Last night's albergue in Bodenaya was also a memorable and unique place. Ro and I rocked up dripping with sweat, but received one of the warmest welcomes I've had to date. David, the hospitalero, has walked the Camino seven times and therefore understands what we were going through. He gave us cold water and juice, demanded our socks for washing (socks which were soaked through with sweat, even I was pretty reluctant to touch them). One rule we had to agree to was that the albergue, his home, was also our home. He views all pilgrims as family and treats us as such! After a delicious, fresh and healthy dinner, all 22 residents voted for what time to be woken up in the morning.

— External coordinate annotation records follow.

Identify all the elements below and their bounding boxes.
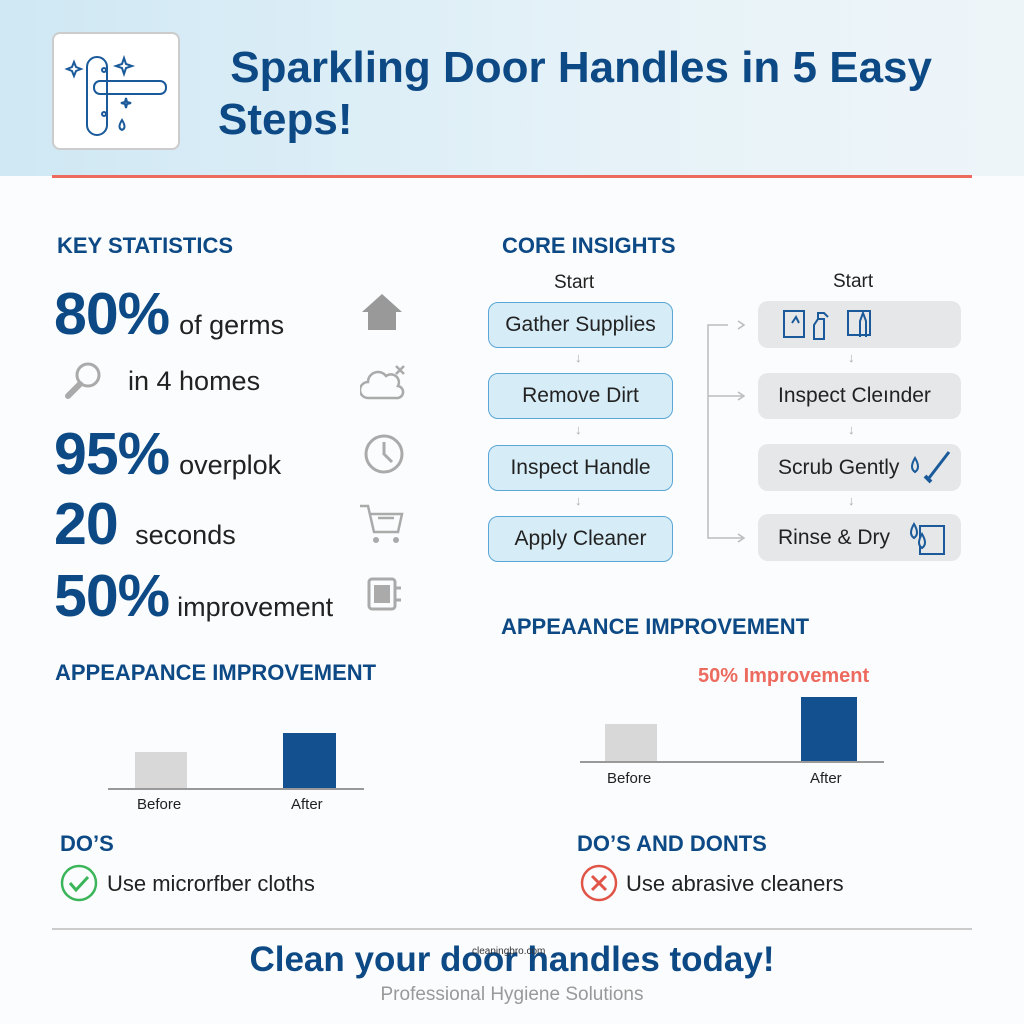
flowchart right — [758, 271, 961, 561]
footer call to action: Clean your door handles today! — [249, 940, 775, 979]
stat 4: 20 seconds — [54, 491, 236, 557]
chart right: Before — [607, 770, 651, 787]
title: Sparkling Door Handles in 5 Easy — [230, 43, 932, 92]
stat 5: 50% improvement — [54, 563, 333, 629]
step: remove dirt — [488, 373, 673, 419]
flowchart right: ↓ — [848, 493, 854, 508]
connector arrows — [707, 320, 746, 542]
step: apply cleaner — [488, 516, 673, 562]
chart right: After — [810, 770, 842, 787]
step: inspect clender — [758, 373, 961, 419]
step: rinse & dry — [758, 514, 961, 561]
stats list — [54, 281, 405, 629]
step: scrub gently: Scrub Gently — [778, 456, 899, 478]
bar: after — [283, 733, 336, 788]
chart right — [580, 697, 884, 787]
flowchart right: ↓ — [848, 422, 854, 437]
flowchart left: ↓ — [575, 493, 582, 508]
icon: cart — [360, 504, 404, 543]
title: Steps! — [218, 95, 352, 144]
bar: before — [135, 752, 187, 788]
footer subtitle: Professional Hygiene Solutions — [380, 984, 644, 1005]
do item: Use microrfber cloths — [107, 871, 315, 896]
bar: before — [605, 724, 657, 761]
step: inspect handle: Inspect Handle — [510, 456, 651, 479]
step: remove dirt: Remove Dirt — [522, 384, 639, 407]
step: scrub gently — [758, 444, 961, 491]
heading: key statistics: KEY STATISTICS — [57, 233, 233, 258]
bar: after — [801, 697, 857, 761]
heading: appearance improvement left: APPEAPANCE IMPROVEMENT — [55, 660, 376, 685]
flowchart right: Start — [833, 271, 873, 292]
callout: 50% improvement: 50% Improvement — [698, 665, 869, 687]
heading: appearance improvement right: APPEAANCE IMPROVEMENT — [501, 614, 809, 639]
header divider line — [52, 175, 972, 178]
chart left — [108, 733, 364, 813]
stat 2: in 4 homes — [128, 366, 260, 396]
chart left: Before — [137, 796, 181, 813]
stat 1: 80% of germs — [54, 281, 284, 347]
step: inspect handle — [488, 445, 673, 491]
stat 3: 95% overplok — [54, 421, 281, 487]
step: supplies icons — [758, 301, 961, 348]
icon: magnifier — [65, 362, 100, 399]
step: rinse & dry: Rinse & Dry — [778, 526, 890, 548]
icon: cloud — [360, 365, 405, 400]
flowchart right: ↓ — [848, 350, 854, 365]
step: inspect clender: Inspect Cleınder — [778, 384, 931, 407]
chart left: After — [291, 796, 323, 813]
heading: do's and donts: DO’S AND DONTS — [577, 831, 767, 856]
flowchart left: ↓ — [575, 422, 582, 437]
flowchart left: Start — [554, 272, 594, 293]
header band — [0, 0, 1024, 176]
watermark: cleaningbro.com — [472, 946, 545, 957]
heading: do's: DO’S — [60, 831, 114, 856]
title — [218, 43, 932, 144]
icon: door handle — [52, 32, 180, 150]
do item — [60, 864, 315, 902]
flowchart left — [488, 272, 673, 562]
heading: core insights: CORE INSIGHTS — [502, 233, 676, 258]
icon: house — [362, 294, 402, 330]
dont item: Use abrasive cleaners — [626, 871, 844, 896]
step: gather supplies: Gather Supplies — [505, 313, 656, 336]
flowchart left: ↓ — [575, 350, 582, 365]
icon: plug box — [368, 578, 401, 610]
icon: clock — [364, 434, 404, 474]
footer divider — [52, 928, 972, 930]
step: gather supplies — [488, 302, 673, 348]
dont item — [580, 864, 844, 902]
step: apply cleaner: Apply Cleaner — [515, 527, 646, 550]
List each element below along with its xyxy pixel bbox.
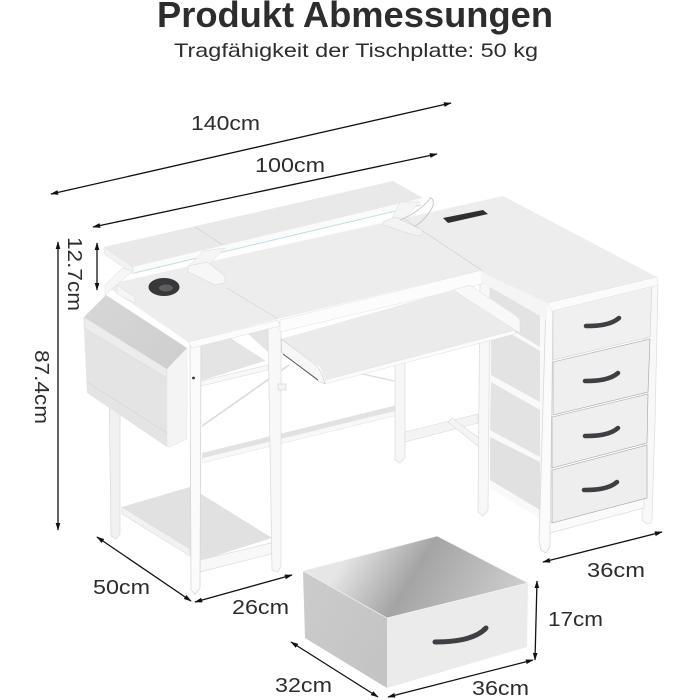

After several propositions and a bit of bartering, we settled on 6:20, at which time we were awoken by Ave Maria playing softly throughout the house, and the smell of fresh coffee... The warmth of our host, and the attention to detail, created such a positive atmosphere.
In terms of the actual walking this week, there have been some absolute crackers (a favourite word of Ro's). We had a fantastic sunbathing session on a hilltop with a view of the Picos de Europa mountains; we crashed a fancy golf tournament; we got caught in the middle of a morning cow commute... We saw the Bufones de Arenillas, a geographic feature in which cracks in the rock cliff above the sea allow for eruptions of seawater up to 20m high when the waves are strong. It is very uncommon for this to occur during the summer months, however we were incredibly lucky as it was moderately stormy the day we were passing. As we approached the area, we could hear a low rumbling, which strongly resembled a snoring dragon (or, at least, what I imagine a snoring dragon to sound like having never experienced it first hand). At first nothing happened, but we patiently waited and after a short while there was a violent rush and a cloud of sea spray spurted out of the rocky crevice in front of us. It was a little bit on the terrifying side, but completely mesmerising - we had to force ourselves to walk on!
The morning that we left Celorio on day 55 is one of my highlights so far. We left earlier than normal that morning and were rewarded with the last rays of a beautiful sunrise as we reached the beach. Shortly after this, we passed an incredibly serene abandoned monastery, set amongst the trees. Our only company as we explored were two friendly and curious horses, who had free roam of the grounds and buildings. Moving on from the monastery, we climbed up through some woods that resembled a jungle, popping out onto a fern-covered cliff above a spectacular and untouched beach - it felt like we were on a Carribbean island...
And a final note: after a blissful five or-so weeks, the blisters are back - and with a vengeance! Let's hope all my coping mechanisms are as effective as they were last time!